Bueno, es más el ruido que las nueces. Como usted ha visto, la gente ha venido a la Sierra como todos los domingos.

(El interlocutor) Se volvió a la mujer:

Ves como tenía razón. Estas mujeres se asustan en seguida. Un cambio de gobierno y nada más.

La realidad era otra. Ese día camiones y taxis abarrotados de milicianos cruzaban la ciudad. Los piquetes pedían la documentación en cada esquina. “Unas cuantas iglesias ardían”, escribió Barea, quien recogió el testimonio de un miliciano con pistola y pañuelo rojo y negro: “¡Bah!  No te apures (…) Sobran tantas cucarachas”. Y otra vez la radio: “El nuevo Gobierno ha aceptado la declaración de guerra del fascismo al pueblo español”.

En la mañana del domingo 19, el general Fanjul se hizo fuerte en el Cuartel de la Montaña con 1.500 soldados y casi 200 falangistas.
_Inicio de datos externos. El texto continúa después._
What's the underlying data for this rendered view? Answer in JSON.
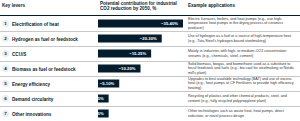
{
  "chart_data": {
    "type": "bar",
    "orientation": "horizontal",
    "column_headers": [
      "Key levers",
      "Potential contribution for industrial CO2 reduction by 2050, %",
      "Example applications"
    ],
    "row_numbers": [
      "1",
      "2",
      "3",
      "4",
      "5",
      "6",
      "7"
    ],
    "categories": [
      "Electrification of heat",
      "Hydrogen as fuel or feedstock",
      "CCU/S",
      "Biomass as fuel or feedstock",
      "Energy efficiency",
      "Demand circularity",
      "Other innovations"
    ],
    "values": [
      40,
      30,
      25,
      20,
      10,
      5,
      5
    ],
    "value_labels": [
      "~35-40%",
      "~20-30%",
      "~15-25%",
      "~10-20%",
      "~5-10%",
      "~5%",
      "~5%"
    ],
    "applications": [
      "Electric furnaces, boilers, and heat pumps (e.g., use high-temperature heat pumps in the drying process of ceramics producer)",
      "Use of hydrogen as a fuel or a source of high-temperature heat (e.g., Tata Steel's hydrogen-based steelmaking)",
      "Mainly in industries with high- to medium-CO2 concentration streams (e.g., chemicals, steel, cement)",
      "Solid biomass, biogas, and biomethane used as a substitute to fossil feedstock and fuels (e.g., bio coal for steelmaking at Nordic mill's plant)",
      "Upgrades to best available technology (BAT) and use of excess heat (e.g., heat pumps at CF Fertilisers to provide high efficiency heating)",
      "Recycling of plastics and other chemical products, steel, and cement (e.g., fully recycled polypropylene plant)",
      "Other technologies such as waste heat, heat pumps, direct reduction, or novel process design"
    ],
    "color": "#051c2c",
    "xlim": [
      0,
      40
    ],
    "data_labels": true,
    "tick_labels": false,
    "grid": false
  }
}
Pero las verbenas seguían, y a las tropas leales al gobierno republicano que cercaron el Cuartel le siguió mucha gente. Odio y fiesta mezclados. Un hombre, contaba Barea, sacó un viejo revólver, “tiró trabajosamente del gatillo”, y disparó.

-Ahora déjame tirar un tiro. (…)

-No me da la gana. El revólver es mío.

-¡Déjame tirar un tiro, por tu madre!

-No me da la gana. Ya te lo he dicho. Si me matan, el revólver es tuyo. Si no, te conformas con mirar.

Eran peor que salvajes –escribió Foxá- porque habían pasado por el borde de la civilización” y ahora veían resucitados los instintos más bajos por los “residuos turbios de películas, de lecturas, de consignas”. Rendidos y masacrados los hombres del Cuartel, los dos escritores narraban la sorpresa que les causó la gran avalancha de mujeres sin piedad. “Los milicianos subían con el regocijo bárbaro de la sangre vertida”, mientras la radio, siempre la radio, decía que la rebelión había sido aplastada. El horror no había hecho más que empezar.

En fin; dos narraciones de hombres con distinta ideología, y una misma realidad que se queda corta, como todo relato de una tragedia colectiva.